User-designers produced several kinds of diagrams, notably “menus” of parts, structural diagrams, and action diagrams. The action diagrams used the best perspective to show the attachment process for each step and added guidelines to indicate the orientation of the part with respect to the whole and arrows to indicate the attachment action. The structural diagrams showed only the relations of the parts to each other. This structural information comes for free in the action diagrams. High spatial ability participants created more action diagrams than low spatial ability participants. Not only were the diagrams of the high spatial participants more dynamic, they were also more complete and had fewer errors. Just as for describing actions, depicting actions completely and accurately reflects the ability of high spatial participants to imagine dynamic changes over and above imagining static structural relations.

This narrative structure with clear segmentation of the steps and clear descriptions or depictions of the actions to be performed at each step stands in stark contrast to the sets of instructions that commonly come in the bright boxes of consumer products, which are often merely a single exploded diagram (Mijksenaar and Westendorp 1999).

Action is fundamental. The critical information to include in instructions, then, is the sequence of actions on objects that users need to perform to correctly assemble the object. This information constituted the majority of the verbal instructions, even more so for the brief instructions. It was hierarchically organized, appropriately, as perception and execution of ongoing assembly is hierarchical (Zacks et al. 2001). At the higher level in the text were the action goals of each step; at the lower level, details about the orientation of the part and the manner of action. To a great extent, the lower-level information could be inferred from the situation, combining the specification of the higher-level action with the affordances of the tools, parts, and the whole. Indeed, under the constraint of brevity, it was the lower-level information that was eliminated, and the higher-level information retained. Similarly, details of the object’s appearance that were not relevant to assembly were also eliminated under instructions to be concise.

Diagrams are key. User-designers regarded the diagrams as conveying information critical for assembly. When asked to be brief, they cut extraneous information in the prose but not the diagrams. Because there was on the whole one diagram per assembly action, there was no sensible way to cut the diagrams. User-designers apparently had the correct intuition that diagrams are more effective than words for these kinds of tasks (e.g., Glenberg and Langston 1992; Larkin and Simon 1987; Tversky 2011).

Redundancy is desirable. Although the text and diagrams were redundant, user-designers preferred to keep that redundancy even when directed to be concise. They neither reduced the text to bare-bones text nor the diagrams. This contrasts with the advice of a notable expert (Tufte 1983). Again, user-designers had the correct intuitive understanding that two quite different modes of explanation can complement each other, reduce error, and help novice learners. If information is not clear from one mode, it might be clear from the other quite different mode.

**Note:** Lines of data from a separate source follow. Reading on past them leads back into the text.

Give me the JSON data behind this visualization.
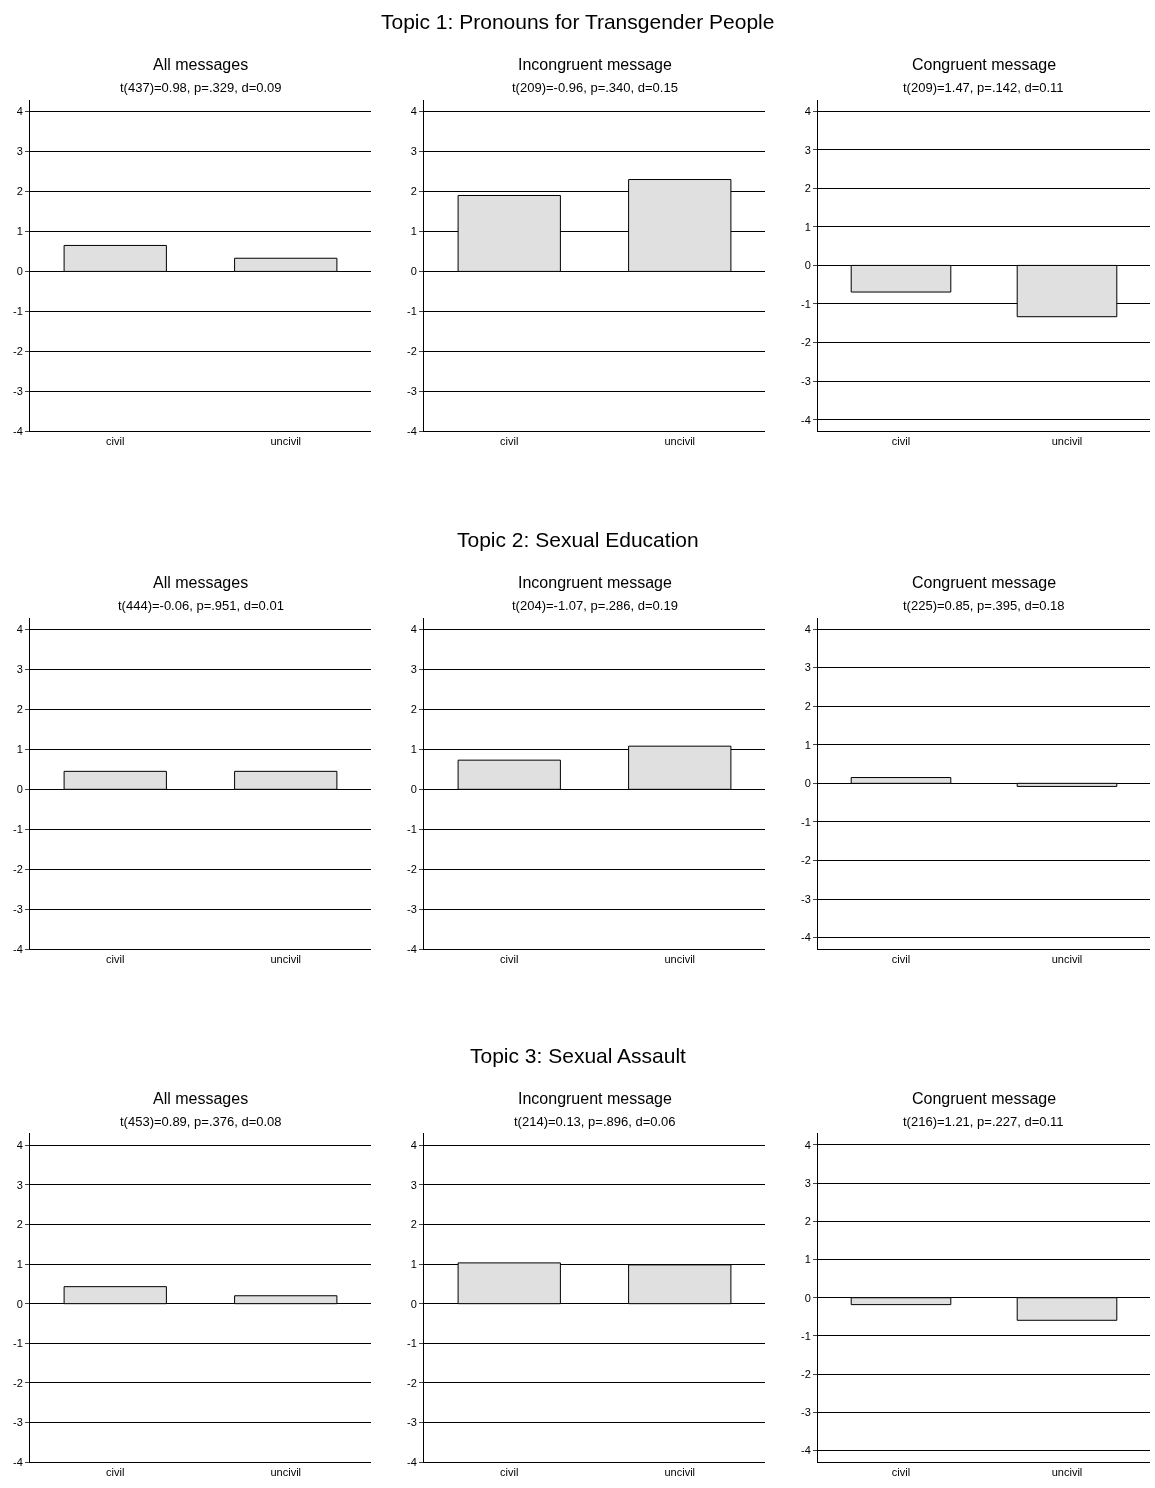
{
  "chart_data": [
    {
      "type": "bar",
      "title": "All messages",
      "subtitle": "t(437)=0.98, p=.329, d=0.09",
      "annotations": [
        "Topic 1: Pronouns for Transgender People"
      ],
      "categories": [
        "civil",
        "uncivil"
      ],
      "values": [
        0.65,
        0.33
      ],
      "color": "#e0e0e0",
      "ylim": [
        -4,
        4.3
      ],
      "yticks": [
        -4,
        -3,
        -2,
        -1,
        0,
        1,
        2,
        3,
        4
      ],
      "grid": "y"
    },
    {
      "type": "bar",
      "title": "Incongruent message",
      "subtitle": "t(209)=-0.96, p=.340, d=0.15",
      "categories": [
        "civil",
        "uncivil"
      ],
      "values": [
        1.9,
        2.3
      ],
      "color": "#e0e0e0",
      "ylim": [
        -4,
        4.3
      ],
      "yticks": [
        -4,
        -3,
        -2,
        -1,
        0,
        1,
        2,
        3,
        4
      ],
      "grid": "y"
    },
    {
      "type": "bar",
      "title": "Congruent message",
      "subtitle": "t(209)=1.47, p=.142, d=0.11",
      "categories": [
        "civil",
        "uncivil"
      ],
      "values": [
        -0.69,
        -1.33
      ],
      "color": "#e0e0e0",
      "ylim": [
        -4.3,
        4.3
      ],
      "yticks": [
        -4,
        -3,
        -2,
        -1,
        0,
        1,
        2,
        3,
        4
      ],
      "grid": "y"
    },
    {
      "type": "bar",
      "title": "All messages",
      "subtitle": "t(444)=-0.06, p=.951, d=0.01",
      "annotations": [
        "Topic 2: Sexual Education"
      ],
      "categories": [
        "civil",
        "uncivil"
      ],
      "values": [
        0.45,
        0.45
      ],
      "color": "#e0e0e0",
      "ylim": [
        -4,
        4.3
      ],
      "yticks": [
        -4,
        -3,
        -2,
        -1,
        0,
        1,
        2,
        3,
        4
      ],
      "grid": "y"
    },
    {
      "type": "bar",
      "title": "Incongruent message",
      "subtitle": "t(204)=-1.07, p=.286, d=0.19",
      "categories": [
        "civil",
        "uncivil"
      ],
      "values": [
        0.73,
        1.08
      ],
      "color": "#e0e0e0",
      "ylim": [
        -4,
        4.3
      ],
      "yticks": [
        -4,
        -3,
        -2,
        -1,
        0,
        1,
        2,
        3,
        4
      ],
      "grid": "y"
    },
    {
      "type": "bar",
      "title": "Congruent message",
      "subtitle": "t(225)=0.85, p=.395, d=0.18",
      "categories": [
        "civil",
        "uncivil"
      ],
      "values": [
        0.15,
        -0.08
      ],
      "color": "#e0e0e0",
      "ylim": [
        -4.3,
        4.3
      ],
      "yticks": [
        -4,
        -3,
        -2,
        -1,
        0,
        1,
        2,
        3,
        4
      ],
      "grid": "y"
    },
    {
      "type": "bar",
      "title": "All messages",
      "subtitle": "t(453)=0.89, p=.376, d=0.08",
      "annotations": [
        "Topic 3: Sexual Assault"
      ],
      "categories": [
        "civil",
        "uncivil"
      ],
      "values": [
        0.43,
        0.2
      ],
      "color": "#e0e0e0",
      "ylim": [
        -4,
        4.3
      ],
      "yticks": [
        -4,
        -3,
        -2,
        -1,
        0,
        1,
        2,
        3,
        4
      ],
      "grid": "y"
    },
    {
      "type": "bar",
      "title": "Incongruent message",
      "subtitle": "t(214)=0.13, p=.896, d=0.06",
      "categories": [
        "civil",
        "uncivil"
      ],
      "values": [
        1.03,
        0.98
      ],
      "color": "#e0e0e0",
      "ylim": [
        -4,
        4.3
      ],
      "yticks": [
        -4,
        -3,
        -2,
        -1,
        0,
        1,
        2,
        3,
        4
      ],
      "grid": "y"
    },
    {
      "type": "bar",
      "title": "Congruent message",
      "subtitle": "t(216)=1.21, p=.227, d=0.11",
      "categories": [
        "civil",
        "uncivil"
      ],
      "values": [
        -0.18,
        -0.59
      ],
      "color": "#e0e0e0",
      "ylim": [
        -4.3,
        4.3
      ],
      "yticks": [
        -4,
        -3,
        -2,
        -1,
        0,
        1,
        2,
        3,
        4
      ],
      "grid": "y"
    }
  ]
}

Users, notably new experts, can be effective designers. They know the information that is essential for performing the task, and how to convey it to others like themselves. Their designs revealed a number of design guidelines for assembly instructions. Instructions should be a narrative, with a beginning, middle, and end. Instructions should make the sequence of actions explicit and complete. Instructions should rely on diagrams. Instruction should be redundant, with a parallel textual track. The principles uncovered here have wider applicability than assembly instructions. The components of assembly are structure, parts and wholes, and the step-by-step sequence of actions that transform the parts and wholes. These are the elements of instructions for performing almost any task. They are also the components of explanations for how things work and how to get from here to there. It’s all about action.